His house was described as a beautiful three story white mansion. It was said that two antiques, a chair and a dinner platter once owned by the Duke of Kent occupied his home. On his property, in back of his house, he had a large nursery which also contained Beehives. He built two greenhouses which were the largest in Nova Scotia at that time. After World War Two, they were bought, dismantled and re-erected at Rosedale Nurseries in Dartmouth.

The day after the Halifax Explosion on December 6, 1917, John was riding his horse and buggy on Mumford when he found a piece of the anchor from the French ammunition ship SS Mont Blanc which had exploded in Halifax Harbour after it was struck by the Belgian relief ship Imo. John had his workmen remove it to his property. The anchor was donated to the congregation of Calvin Presbyterian Church and is now on display on the churches property on Ashburn Avenue. John MacAloney was born in 1857 and died in 1928. John’s father William and mother Issabella (Leetch), both came from Northern Ireland to Parrsboro where they settled.

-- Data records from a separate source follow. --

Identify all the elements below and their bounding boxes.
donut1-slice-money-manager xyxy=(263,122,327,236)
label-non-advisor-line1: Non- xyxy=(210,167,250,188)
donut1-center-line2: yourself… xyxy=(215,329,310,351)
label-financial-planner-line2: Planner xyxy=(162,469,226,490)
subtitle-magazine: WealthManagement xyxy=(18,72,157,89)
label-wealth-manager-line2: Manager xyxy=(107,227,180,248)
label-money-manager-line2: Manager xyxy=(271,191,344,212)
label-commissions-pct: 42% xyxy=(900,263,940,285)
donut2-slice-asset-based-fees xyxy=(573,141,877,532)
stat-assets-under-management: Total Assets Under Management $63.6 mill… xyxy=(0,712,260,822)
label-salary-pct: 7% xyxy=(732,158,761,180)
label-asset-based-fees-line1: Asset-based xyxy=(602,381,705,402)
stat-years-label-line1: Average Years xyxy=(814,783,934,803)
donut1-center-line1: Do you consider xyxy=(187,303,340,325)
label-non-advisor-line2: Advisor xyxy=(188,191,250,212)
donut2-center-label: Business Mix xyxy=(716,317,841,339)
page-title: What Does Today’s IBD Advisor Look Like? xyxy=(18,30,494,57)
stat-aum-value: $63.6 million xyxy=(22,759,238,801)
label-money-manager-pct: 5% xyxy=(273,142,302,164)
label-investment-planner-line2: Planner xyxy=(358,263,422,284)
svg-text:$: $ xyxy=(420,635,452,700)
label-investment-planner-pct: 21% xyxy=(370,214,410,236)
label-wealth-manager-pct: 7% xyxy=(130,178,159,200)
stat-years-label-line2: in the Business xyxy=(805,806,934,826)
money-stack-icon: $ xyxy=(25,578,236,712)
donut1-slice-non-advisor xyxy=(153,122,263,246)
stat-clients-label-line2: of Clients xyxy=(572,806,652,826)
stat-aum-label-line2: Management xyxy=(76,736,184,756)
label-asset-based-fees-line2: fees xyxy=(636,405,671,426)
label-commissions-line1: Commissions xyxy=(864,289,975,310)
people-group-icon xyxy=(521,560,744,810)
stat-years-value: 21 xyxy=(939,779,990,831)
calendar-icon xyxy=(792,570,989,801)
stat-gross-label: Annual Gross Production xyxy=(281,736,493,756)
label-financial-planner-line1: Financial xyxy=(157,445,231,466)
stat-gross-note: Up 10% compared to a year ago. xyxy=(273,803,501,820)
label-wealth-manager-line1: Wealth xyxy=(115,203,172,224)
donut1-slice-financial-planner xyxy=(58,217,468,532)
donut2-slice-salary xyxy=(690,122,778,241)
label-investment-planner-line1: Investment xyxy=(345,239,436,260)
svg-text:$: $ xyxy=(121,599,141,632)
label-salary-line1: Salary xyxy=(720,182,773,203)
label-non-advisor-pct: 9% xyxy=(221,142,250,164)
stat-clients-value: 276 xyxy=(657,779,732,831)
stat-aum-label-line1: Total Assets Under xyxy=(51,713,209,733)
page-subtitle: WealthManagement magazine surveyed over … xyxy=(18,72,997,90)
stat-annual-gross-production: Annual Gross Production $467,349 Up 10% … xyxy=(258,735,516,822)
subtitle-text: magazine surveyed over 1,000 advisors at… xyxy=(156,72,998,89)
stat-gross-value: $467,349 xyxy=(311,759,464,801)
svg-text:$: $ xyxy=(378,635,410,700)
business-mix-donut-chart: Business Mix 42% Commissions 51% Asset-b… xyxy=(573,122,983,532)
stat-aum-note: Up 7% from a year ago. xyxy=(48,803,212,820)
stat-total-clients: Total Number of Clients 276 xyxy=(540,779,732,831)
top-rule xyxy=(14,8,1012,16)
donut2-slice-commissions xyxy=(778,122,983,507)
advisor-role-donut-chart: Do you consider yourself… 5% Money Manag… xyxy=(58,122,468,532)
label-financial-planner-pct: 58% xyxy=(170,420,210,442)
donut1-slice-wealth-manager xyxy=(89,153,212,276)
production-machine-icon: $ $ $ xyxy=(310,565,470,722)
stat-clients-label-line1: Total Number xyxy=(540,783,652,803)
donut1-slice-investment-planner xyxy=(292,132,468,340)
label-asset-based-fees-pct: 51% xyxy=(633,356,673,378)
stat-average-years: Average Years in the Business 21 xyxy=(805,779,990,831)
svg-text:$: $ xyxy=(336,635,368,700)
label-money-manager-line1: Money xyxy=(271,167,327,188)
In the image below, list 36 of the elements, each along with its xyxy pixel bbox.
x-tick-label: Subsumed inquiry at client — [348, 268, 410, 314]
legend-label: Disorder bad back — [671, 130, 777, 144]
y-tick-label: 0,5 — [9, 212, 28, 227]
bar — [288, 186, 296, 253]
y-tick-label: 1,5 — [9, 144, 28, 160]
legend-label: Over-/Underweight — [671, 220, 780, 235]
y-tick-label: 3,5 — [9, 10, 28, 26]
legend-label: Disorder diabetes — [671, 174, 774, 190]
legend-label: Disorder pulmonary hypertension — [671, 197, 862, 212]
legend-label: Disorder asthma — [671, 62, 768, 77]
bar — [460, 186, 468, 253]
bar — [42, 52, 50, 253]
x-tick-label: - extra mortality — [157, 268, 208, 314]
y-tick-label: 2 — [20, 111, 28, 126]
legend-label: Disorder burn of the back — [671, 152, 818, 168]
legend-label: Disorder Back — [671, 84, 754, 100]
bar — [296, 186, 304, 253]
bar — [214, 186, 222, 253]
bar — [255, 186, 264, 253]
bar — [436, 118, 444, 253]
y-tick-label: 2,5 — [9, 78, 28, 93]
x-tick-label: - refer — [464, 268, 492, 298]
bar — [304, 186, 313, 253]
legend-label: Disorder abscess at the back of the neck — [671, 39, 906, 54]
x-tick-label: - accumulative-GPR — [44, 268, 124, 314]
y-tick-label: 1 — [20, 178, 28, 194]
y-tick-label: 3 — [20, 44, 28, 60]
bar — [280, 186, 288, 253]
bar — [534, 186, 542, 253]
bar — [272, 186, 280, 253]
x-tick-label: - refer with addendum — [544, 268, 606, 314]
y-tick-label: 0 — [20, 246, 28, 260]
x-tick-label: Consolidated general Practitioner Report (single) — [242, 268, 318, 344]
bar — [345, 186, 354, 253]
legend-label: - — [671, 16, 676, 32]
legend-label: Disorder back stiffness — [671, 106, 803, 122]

John Senior’s house was later bought by B.D. Stevens who tore it down. One of his five children, Charlie built a large four bedroom, second house on the property in 1919 where he and his wife Autlay lived. Charlie joined the RAF in 1919 where he served as an observer and a pilot. Charlie was a Land Surveyor and civil engineer. In McAlpine Directory for 1920-21 Charles was employed with the Highway Commission. His brother Ralph was killed in a FAF Flying boat crash in 1919.

Ken Bell, a long-time resident of Fairview, adopted Charlie and Autlay MacAloney’s as his grandparents because he spent many memorable hours there when he was younger. He learned to tend the beehives, grow large gourds in the greenhouse, and was taught how to identify birds, butterflies and moths, etc. Charlie’s wife sold their house and the balance of the property to the B.D. Stevens Group and the house that her father (a ship builder from Stewiacke) had built, for Autlay and Charlie, was demolished.
Today an apartment building called the Prince of Wales stands on the site.

Thank you, Ken Bell, for the information.